Fortunately, in the case of the WSJ tommyrot, some authors didn't take it lying down. Sherman Alexie and Chris Crutcher, for example, defended novels that delved into previously "taboo" subjects - asserting that such books were life savers for many teens who experienced that darkness first hand. Hence the books validated their experience as opposed to keeping it out of sight or what philosopher Alan Watts has called "ob-scene" (off-scene).
The trouble now, as the Censorship News reports, is that judgmental adults - especially those associated with local school boards- are getting carried away and wholesale banning certain books that don't agree with their world view or what they believe young people ought to read. And again, I personally have no problem if one or a few parents (who usually apply the pressure to school boards) want to keep certain fare from THEIR kids, but that doesn't mean they ought to be given carte blanche to impose their narrow views on all others.
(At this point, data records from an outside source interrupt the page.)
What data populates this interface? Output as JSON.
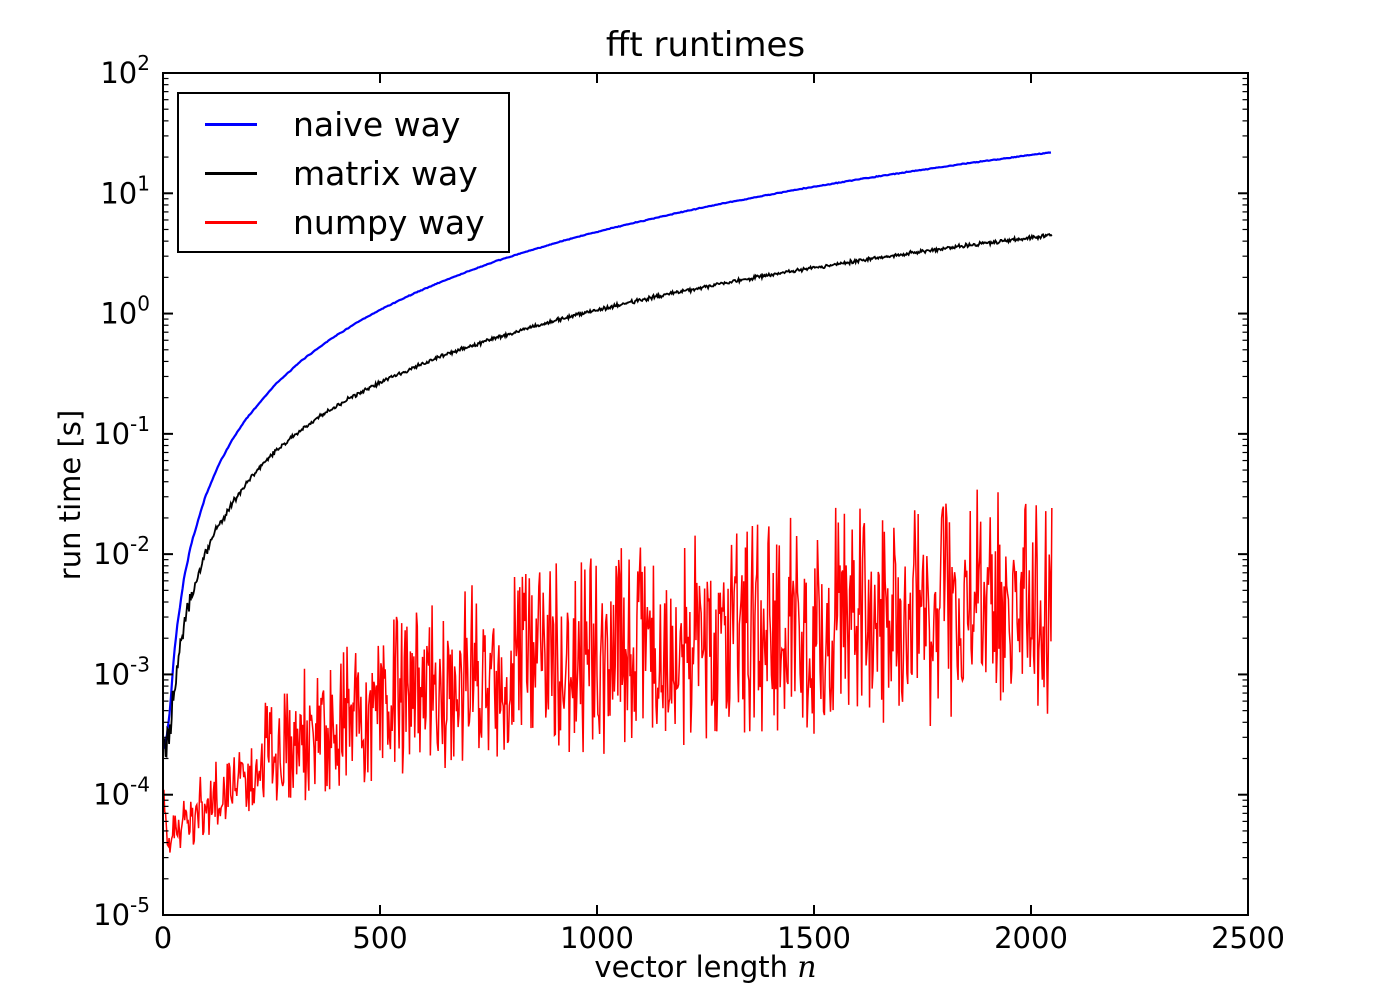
{
  "chart_data": {
    "type": "line",
    "title": "fft runtimes",
    "xlabel": "vector length",
    "xlabel_math": "n",
    "ylabel": "run time [s]",
    "x_scale": "linear",
    "y_scale": "log",
    "xlim": [
      0,
      2500
    ],
    "ylim": [
      1e-05,
      100
    ],
    "x_ticks": [
      0,
      500,
      1000,
      1500,
      2000,
      2500
    ],
    "y_tick_exponents": [
      2,
      1,
      0,
      -1,
      -2,
      -3,
      -4,
      -5
    ],
    "grid": false,
    "legend_position": "upper left",
    "background_color": "#ffffff",
    "axis_color": "#000000",
    "noise": {
      "seed": 42,
      "step_n": 2
    },
    "series": [
      {
        "name": "naive way",
        "color": "#0000ff",
        "style": "line",
        "x": [
          3,
          8,
          16,
          24,
          32,
          48,
          64,
          96,
          128,
          160,
          192,
          256,
          320,
          384,
          448,
          512,
          576,
          640,
          704,
          768,
          832,
          896,
          960,
          1024,
          1088,
          1152,
          1216,
          1280,
          1344,
          1408,
          1472,
          1536,
          1600,
          1664,
          1728,
          1792,
          1856,
          1920,
          1984,
          2048
        ],
        "y": [
          0.00024,
          0.0003,
          0.00049,
          0.00127,
          0.00246,
          0.0062,
          0.0118,
          0.0291,
          0.055,
          0.09,
          0.134,
          0.252,
          0.409,
          0.607,
          0.846,
          1.13,
          1.46,
          1.83,
          2.25,
          2.73,
          3.23,
          3.78,
          4.39,
          5.03,
          5.7,
          6.45,
          7.25,
          8.1,
          8.95,
          9.9,
          10.9,
          11.9,
          13.0,
          14.1,
          15.3,
          16.5,
          17.8,
          19.1,
          20.5,
          21.9
        ]
      },
      {
        "name": "matrix way",
        "color": "#000000",
        "style": "noisy-line",
        "x": [
          4,
          8,
          16,
          32,
          48,
          64,
          96,
          128,
          192,
          256,
          320,
          384,
          448,
          512,
          576,
          640,
          704,
          768,
          832,
          896,
          960,
          1024,
          1088,
          1152,
          1216,
          1280,
          1344,
          1408,
          1472,
          1536,
          1600,
          1664,
          1728,
          1792,
          1856,
          1920,
          1984,
          2048
        ],
        "y": [
          0.00022,
          0.00024,
          0.00035,
          0.00115,
          0.0025,
          0.0044,
          0.0099,
          0.0175,
          0.0394,
          0.07,
          0.11,
          0.158,
          0.215,
          0.28,
          0.355,
          0.438,
          0.53,
          0.63,
          0.74,
          0.86,
          0.99,
          1.12,
          1.27,
          1.42,
          1.58,
          1.75,
          1.93,
          2.12,
          2.32,
          2.52,
          2.74,
          2.96,
          3.2,
          3.44,
          3.69,
          3.94,
          4.21,
          4.49
        ]
      },
      {
        "name": "numpy way",
        "color": "#ff0000",
        "style": "noisy-band",
        "x": [
          2,
          16,
          32,
          64,
          100,
          150,
          200,
          300,
          400,
          500,
          700,
          900,
          1100,
          1300,
          1500,
          1700,
          1900,
          2048
        ],
        "y_lower": [
          3e-05,
          3.2e-05,
          3.3e-05,
          3.6e-05,
          4.2e-05,
          5.5e-05,
          6.5e-05,
          8.5e-05,
          0.0001,
          0.00012,
          0.000155,
          0.00019,
          0.00023,
          0.00027,
          0.00031,
          0.00035,
          0.0004,
          0.00044
        ],
        "y_upper": [
          0.00011,
          6e-05,
          8e-05,
          0.00012,
          0.00017,
          0.00027,
          0.00045,
          0.001,
          0.0017,
          0.0027,
          0.0054,
          0.0086,
          0.0125,
          0.0175,
          0.023,
          0.03,
          0.037,
          0.042
        ]
      }
    ]
  }
}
For example, there is the case of the fundie religious bumpkins in Republic, MO, who evidently think 'Slaughterhouse Five' is "Satanic! This is the novel by Kurt Vonnegut about a GI's WWII experience when caught up in the Allied bombing of Dresden, and his time trips into the future and back into the past deriving from the traumatic event. (Nearly 35,000 were burned alive by the offical count, but my German friend Kurt maintained it was more like 85,000). Anyway, the complaint from one of the parents that incepted the debate in Republic, MO was (ibid.):
"It is an abomination to God to expose children to books like 'Slaughterhouse Five' ....It is difficult to understand how a school board and school administration that claims to be Christian and profess Jesus Christ can expose children to such immoral and vulgar content"
That this codswallop, babbling about one of the 20th century's most original works could get a serious hearing is beyond me, and shows how far this nation has retreated in terms of sense and rationality. (Which extends all the way to our politics and economic system now). But in response, the school board decided to "adopt standards for books" for use in the school curriculum and library.
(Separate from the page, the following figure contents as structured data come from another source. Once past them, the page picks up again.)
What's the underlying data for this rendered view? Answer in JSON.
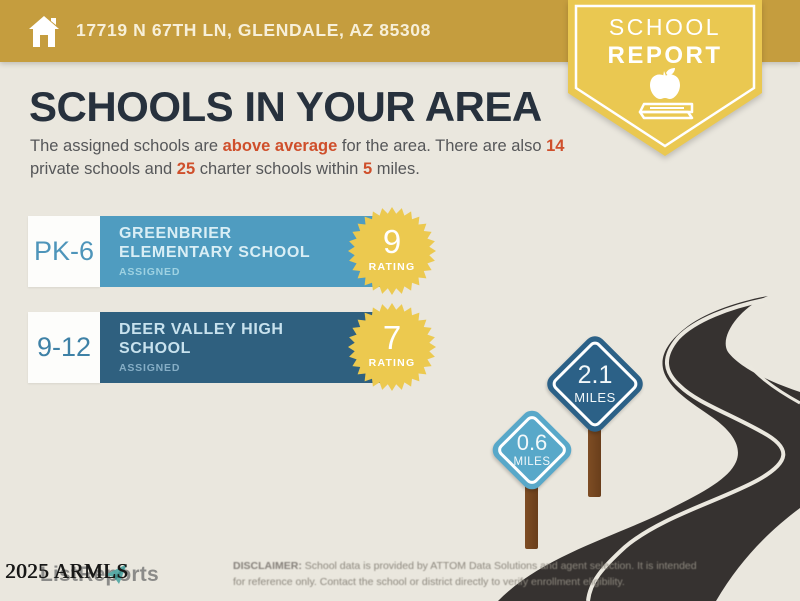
{
  "colors": {
    "background": "#eae7de",
    "header_gold": "#c59d3e",
    "badge_gold": "#eac851",
    "title_navy": "#27313d",
    "accent_red": "#cf4f2b",
    "row_light_blue": "#4f9cc0",
    "row_dark_blue": "#2f607f",
    "star_yellow": "#ecc94f",
    "road_dark": "#363230",
    "sign_dark_blue": "#2c6187",
    "sign_light_blue": "#58a8c9",
    "post_brown": "#7e4d24",
    "logo_teal": "#55a9a6"
  },
  "header": {
    "address": "17719 N 67TH LN, GLENDALE, AZ 85308"
  },
  "badge": {
    "line1": "SCHOOL",
    "line2": "REPORT"
  },
  "main": {
    "title": "SCHOOLS IN YOUR AREA",
    "intro_segments": [
      {
        "text": "The assigned schools are ",
        "highlight": false
      },
      {
        "text": "above average",
        "highlight": true
      },
      {
        "text": " for the area. There are also ",
        "highlight": false
      },
      {
        "text": "14",
        "highlight": true
      },
      {
        "text": " private schools and ",
        "highlight": false
      },
      {
        "text": "25",
        "highlight": true
      },
      {
        "text": " charter schools within ",
        "highlight": false
      },
      {
        "text": "5",
        "highlight": true
      },
      {
        "text": " miles.",
        "highlight": false
      }
    ]
  },
  "schools": [
    {
      "grades": "PK-6",
      "name_line1": "GREENBRIER",
      "name_line2": "ELEMENTARY SCHOOL",
      "status": "ASSIGNED",
      "rating": "9",
      "rating_label": "RATING"
    },
    {
      "grades": "9-12",
      "name_line1": "DEER VALLEY HIGH",
      "name_line2": "SCHOOL",
      "status": "ASSIGNED",
      "rating": "7",
      "rating_label": "RATING"
    }
  ],
  "signs": [
    {
      "value": "2.1",
      "unit": "MILES"
    },
    {
      "value": "0.6",
      "unit": "MILES"
    }
  ],
  "footer": {
    "watermark": "2025 ARMLS",
    "logo_text": "ListReports",
    "disclaimer_label": "DISCLAIMER:",
    "disclaimer_line1": " School data is provided by ATTOM Data Solutions and agent selection. It is intended",
    "disclaimer_line2": "for reference only. Contact the school or district directly to verify enrollment eligibility."
  }
}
Those standards turned out to be specifically tailored to disqualify all books that contained certain types of content, including: profanity, violence, sex, and references to drugs, alcohol and tobacco. The funny thing is that most American kids are exposed to these things anyway, every day on the net! What, does the school board have its collective head where the Sun doesn't shine? Or, maybe it is a case of pandering to religious fruitcakes.
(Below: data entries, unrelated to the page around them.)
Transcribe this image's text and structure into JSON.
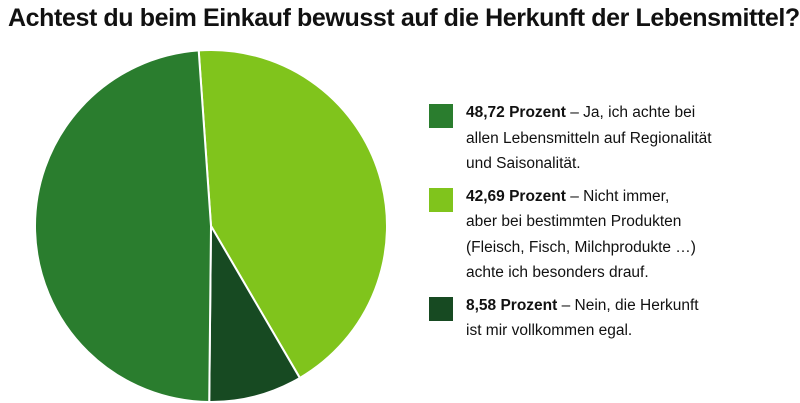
{
  "chart_data": {
    "type": "pie",
    "title": "Achtest du beim Einkauf bewusst auf die Herkunft der Lebensmittel?",
    "slices": [
      {
        "value": 48.72,
        "color": "#2a7d2e",
        "bold": "48,72 Prozent",
        "text": [
          " – Ja, ich achte bei",
          "allen Lebensmitteln auf Regionalität",
          "und Saisonalität."
        ]
      },
      {
        "value": 42.69,
        "color": "#80c41c",
        "bold": "42,69 Prozent",
        "text": [
          " – Nicht immer,",
          "aber bei bestimmten Produkten",
          "(Fleisch, Fisch, Milchprodukte …)",
          "achte ich besonders drauf."
        ]
      },
      {
        "value": 8.58,
        "color": "#174a22",
        "bold": "8,58 Prozent",
        "text": [
          " – Nein, die Herkunft",
          "ist mir vollkommen egal."
        ]
      }
    ],
    "legend_position": "right"
  }
}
The real joke? The reviewers have been advised to scan all proposed books for any such content and especially any red flag words, such as:
"bitchy"
"cleavage"
"penis"
"wet dream"
"wang"
"bag"
"balls"
"bastard"
Not to mention any emergence of the ubiquitous f-word and the primary word denoting regularly eliminated human scatological debris, and commencing with 's',
Are you shitting me?
But it gets worse! The adult moralists and judgmentalists were also advised to nix any book with objectionable phrases, including:
"He had a prophylactic kit containing two condoms"
and
"Pencil drawing of a woman's breasts"
As the Censorship News aptly notes:
"Deciding what books students should read in school is not like deciding what movie to see or what video game to buy. Books in school should be selected for their educational and literary value and not for their absence of certain words and phrases"
At least, despite this, we know that any kid in any school district - even the most reality phobic and puritanical - can access any book he or she wants online and read to her/her heart's content. That's because the pointy -headed little judgmentalist moralizers haven't brought their grubby little paws down on the net....at least not yet!